I have a network that consists of batch normalization (BN) layers and other layers (convolution, FC, dropout, etc) which is pretrained ResNet50 model.
I want the model not to be trained so I freezed the all layer with requires_grad=False,
but I find the BN layer still updating and the performance gradually dropped.
So, I used the below code to freeze the batch norm layer.
for module in model.modules():
# print(module)
if isinstance(module, nn.BatchNorm2d):
if hasattr(module, 'weight'):
module.weight.requires_grad_(False)
if hasattr(module, 'bias'):
module.bias.requires_grad_(False)
module.track_running_stats = False
# module.eval()
But I am confused about the difference between putting layer.eval() and module.track_running_stats=False.
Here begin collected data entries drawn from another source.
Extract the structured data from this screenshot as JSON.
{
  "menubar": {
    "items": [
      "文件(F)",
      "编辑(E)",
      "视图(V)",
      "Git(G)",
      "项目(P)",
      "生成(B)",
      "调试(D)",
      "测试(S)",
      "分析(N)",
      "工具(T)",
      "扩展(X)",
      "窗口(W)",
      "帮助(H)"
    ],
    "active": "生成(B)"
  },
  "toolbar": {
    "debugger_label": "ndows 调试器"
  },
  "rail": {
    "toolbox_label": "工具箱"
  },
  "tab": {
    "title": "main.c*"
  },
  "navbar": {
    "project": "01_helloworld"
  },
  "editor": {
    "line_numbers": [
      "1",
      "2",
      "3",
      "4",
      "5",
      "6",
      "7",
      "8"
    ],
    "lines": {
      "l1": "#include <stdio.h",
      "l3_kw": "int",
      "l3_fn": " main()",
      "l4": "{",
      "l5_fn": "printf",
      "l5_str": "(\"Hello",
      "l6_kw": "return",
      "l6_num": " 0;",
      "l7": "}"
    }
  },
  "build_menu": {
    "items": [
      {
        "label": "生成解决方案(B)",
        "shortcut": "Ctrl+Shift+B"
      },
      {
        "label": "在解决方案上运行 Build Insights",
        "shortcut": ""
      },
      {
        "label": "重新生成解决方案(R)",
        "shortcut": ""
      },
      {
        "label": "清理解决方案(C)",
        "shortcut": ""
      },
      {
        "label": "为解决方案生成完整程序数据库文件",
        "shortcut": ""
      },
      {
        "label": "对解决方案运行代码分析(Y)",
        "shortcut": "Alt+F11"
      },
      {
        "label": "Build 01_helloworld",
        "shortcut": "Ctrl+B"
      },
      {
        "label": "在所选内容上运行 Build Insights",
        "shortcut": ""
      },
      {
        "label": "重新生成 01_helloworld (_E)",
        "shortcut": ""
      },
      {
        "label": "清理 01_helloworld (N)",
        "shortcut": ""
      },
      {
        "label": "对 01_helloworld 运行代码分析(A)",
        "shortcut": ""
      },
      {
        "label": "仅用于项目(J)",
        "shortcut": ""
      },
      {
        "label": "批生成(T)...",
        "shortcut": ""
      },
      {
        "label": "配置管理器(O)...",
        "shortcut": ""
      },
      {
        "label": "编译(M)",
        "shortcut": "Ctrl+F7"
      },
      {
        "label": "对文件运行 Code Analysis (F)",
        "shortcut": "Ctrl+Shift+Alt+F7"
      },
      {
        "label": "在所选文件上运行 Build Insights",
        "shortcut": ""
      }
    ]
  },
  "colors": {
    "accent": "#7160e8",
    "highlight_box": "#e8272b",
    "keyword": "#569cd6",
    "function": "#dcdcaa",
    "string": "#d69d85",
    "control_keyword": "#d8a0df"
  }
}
If I want the BN layer not to be updated and performance not to be changed in inference, do I just need to make it module.weight.requires_grad(False) only? Or should I also stop track_running_stats
which is used in inference mode.
I don’t know what kind of error you are getting, but changing the track_running_stats attribute after the layer creation might be dangerous. It is working in my setup, but I don’t think there is a guarantee that changing this attribute would work in previous/next versions.
Putting module.eval() works and does not change the performance.
But the bn layer keep changning running_mean and running_var during training even though I freezed them with module.eval().
So I thought I should also turn the track_running_stats off to prevent the running_mean and running_var which is used in inference.